David’s exhibition collection spans over two years, from his work at the Fair Cobalt Alliance, with several photos taken in collaboration with Olivier Delafoy who is the publisher and chief editor of the Congolese mining publication Mining & Business.
David has taken a unique step to bridge the gap between data-driven consulting and human stories. Through his captivating photo exhibition, he brings to life the intricate realm of artisanal cobalt mining. David’s work has already graced international platforms, with exhibitions at the Cobalt Congress in Istanbul, the DRC Mining Week in Lubumbashi and the IFA Trade Fair in Berlin earlier this year. His upcoming showcase at the London Metal Exchange and the Responsible Mineral Initiative – Responsible Business 2023 Annual Conference in Santa Clara promises to offer a unique glimpse into the daily lives of artisanal miners.
Where it All Began
David’s journey into the mining sector started with a fascination for artisanal gold mining in Uganda during his dissertation. Over the years, he visited over 50 mine sites across continents, driven by a belief in the overlooked potential of the artisanal mining sector as a driver of socio-economic progress. With an academic background in international development and a lifelong passion for photography that started at a young age, documenting these visits became a natural extension of David’s efforts to drive investment into the sector.
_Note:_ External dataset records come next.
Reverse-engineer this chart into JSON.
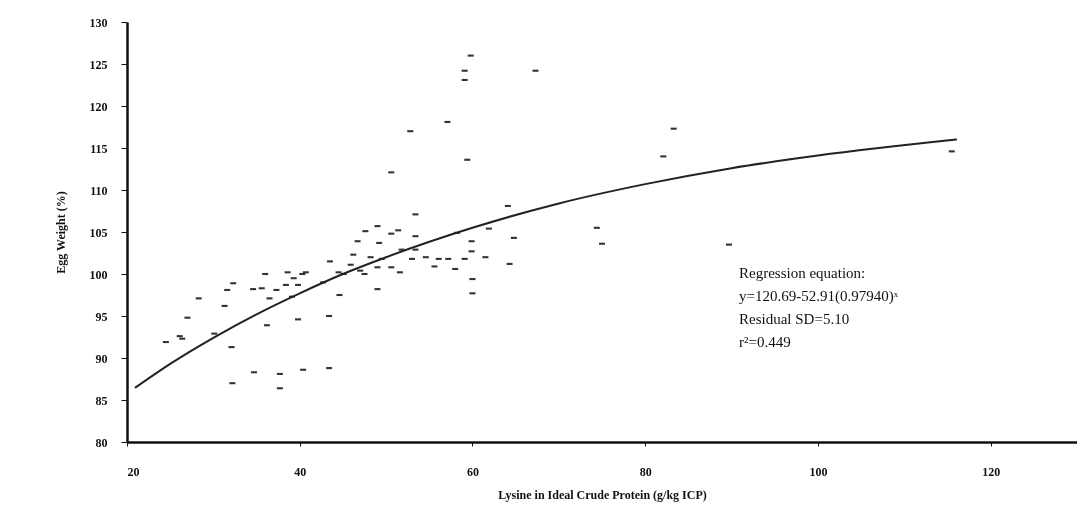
{
  "chart_data": {
    "type": "scatter",
    "xlabel": "Lysine in Ideal Crude Protein (g/kg ICP)",
    "ylabel": "Egg Weight (%)",
    "xlim": [
      20,
      130
    ],
    "xticks": [
      20,
      40,
      60,
      80,
      100,
      120
    ],
    "ylim": [
      80,
      130
    ],
    "yticks": [
      80,
      85,
      90,
      95,
      100,
      105,
      110,
      115,
      120,
      125,
      130
    ],
    "grid": false,
    "marker": "square",
    "annotations": [
      "Regression equation:",
      "y=120.69-52.91(0.97940)ˣ",
      "Residual SD=5.10",
      "r²=0.449"
    ],
    "series": [
      {
        "color": "#333333",
        "x": [
          24.5,
          26.1,
          26.4,
          27.0,
          28.3,
          30.1,
          31.3,
          31.6,
          32.3,
          32.1,
          32.2,
          34.7,
          34.6,
          35.6,
          36.0,
          36.2,
          36.5,
          37.3,
          37.7,
          37.7,
          38.6,
          38.4,
          39.3,
          39.8,
          39.1,
          40.3,
          40.7,
          39.8,
          40.4,
          43.4,
          43.4,
          42.7,
          43.5,
          44.6,
          44.5,
          45.1,
          46.7,
          46.2,
          45.9,
          47.0,
          47.5,
          47.6,
          49.0,
          49.2,
          49.0,
          48.2,
          49.0,
          49.5,
          50.6,
          50.6,
          51.4,
          50.6,
          51.6,
          52.8,
          51.8,
          53.4,
          53.4,
          53.4,
          53.0,
          54.6,
          55.6,
          56.1,
          57.2,
          58.0,
          57.1,
          58.2,
          59.1,
          59.1,
          59.1,
          59.8,
          59.4,
          59.9,
          59.9,
          60.0,
          60.0,
          61.5,
          61.9,
          64.1,
          64.8,
          64.3,
          67.3,
          74.4,
          75.0,
          82.1,
          83.3,
          89.7,
          115.5
        ],
        "values": [
          91.9,
          92.6,
          92.3,
          94.8,
          97.1,
          92.9,
          96.2,
          98.1,
          98.9,
          91.3,
          87.0,
          88.3,
          98.2,
          98.3,
          100.0,
          93.9,
          97.1,
          98.1,
          88.1,
          86.4,
          100.2,
          98.7,
          99.5,
          98.7,
          97.3,
          100.0,
          100.2,
          94.6,
          88.6,
          88.8,
          95.0,
          99.0,
          101.5,
          97.5,
          100.2,
          100.0,
          103.9,
          102.3,
          101.1,
          100.4,
          100.0,
          105.1,
          105.7,
          103.7,
          98.2,
          102.0,
          100.8,
          101.8,
          112.1,
          104.8,
          105.2,
          100.8,
          100.2,
          117.0,
          102.9,
          107.1,
          104.5,
          102.9,
          101.8,
          102.0,
          100.9,
          101.8,
          101.8,
          100.6,
          118.1,
          104.9,
          101.8,
          124.2,
          123.1,
          126.0,
          113.6,
          103.9,
          102.7,
          99.4,
          97.7,
          102.0,
          105.4,
          108.1,
          104.3,
          101.2,
          124.2,
          105.5,
          103.6,
          114.0,
          117.3,
          103.5,
          114.6
        ]
      },
      {
        "type": "line",
        "color": "#222222",
        "marker": "none",
        "x": [
          21,
          25,
          30,
          35,
          40,
          45,
          50,
          60,
          70,
          80,
          90,
          100,
          116
        ],
        "values": [
          86.5,
          89.3,
          92.4,
          95.2,
          97.7,
          100.0,
          102.0,
          105.5,
          108.4,
          110.7,
          112.6,
          114.1,
          116.0
        ]
      }
    ]
  }
}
David notes that artisanal mining is riddled with challenges, from hazardous working conditions to issues of child labour and fair value retention. Legal ambiguities, lack of formalisation, and conflicts with large-scale mining operations add to the difficulties. Despite these challenges, David feels that artisanal mining remains a vital source of livelihood for millions, often overshadowed by negative portrayals in the media.
His primary goal for his exhibitions is to humanise artisanal and small-scale mining, particularly in the cobalt sector. With a focus on the DRC, the exhibition sheds light on the complexities of the minerals supply chain. David aims to encourage companies to engage responsibly with the sector, emphasising the need to invest in professionalisation to improve conditions upstream and advocating against disengagement from the sector as a strategy to avoid association with the challenges at hand.
Fostering Connections and Integrity
David encourages aspiring photographers to approach their work empathetically, acknowledging the individuals behind the lens and fostering a deeper understanding of the stories they aim to tell. When capturing these themes through authentic pictures, David emphasises the importance of engaging with your subjects on a human level and seeking their consent to capture snapshots of their lives with dignity.
Through David’s lens, artisanal cobalt mining emerges not just as an industry but as a vibrant tapestry of lives, each deserving of recognition and understanding. David hopes the exhibition will provide a human face to the story of artisanal mining, dispelling prevailing notions that ASM can be reduced to mere statistics and a latent supply chain risk.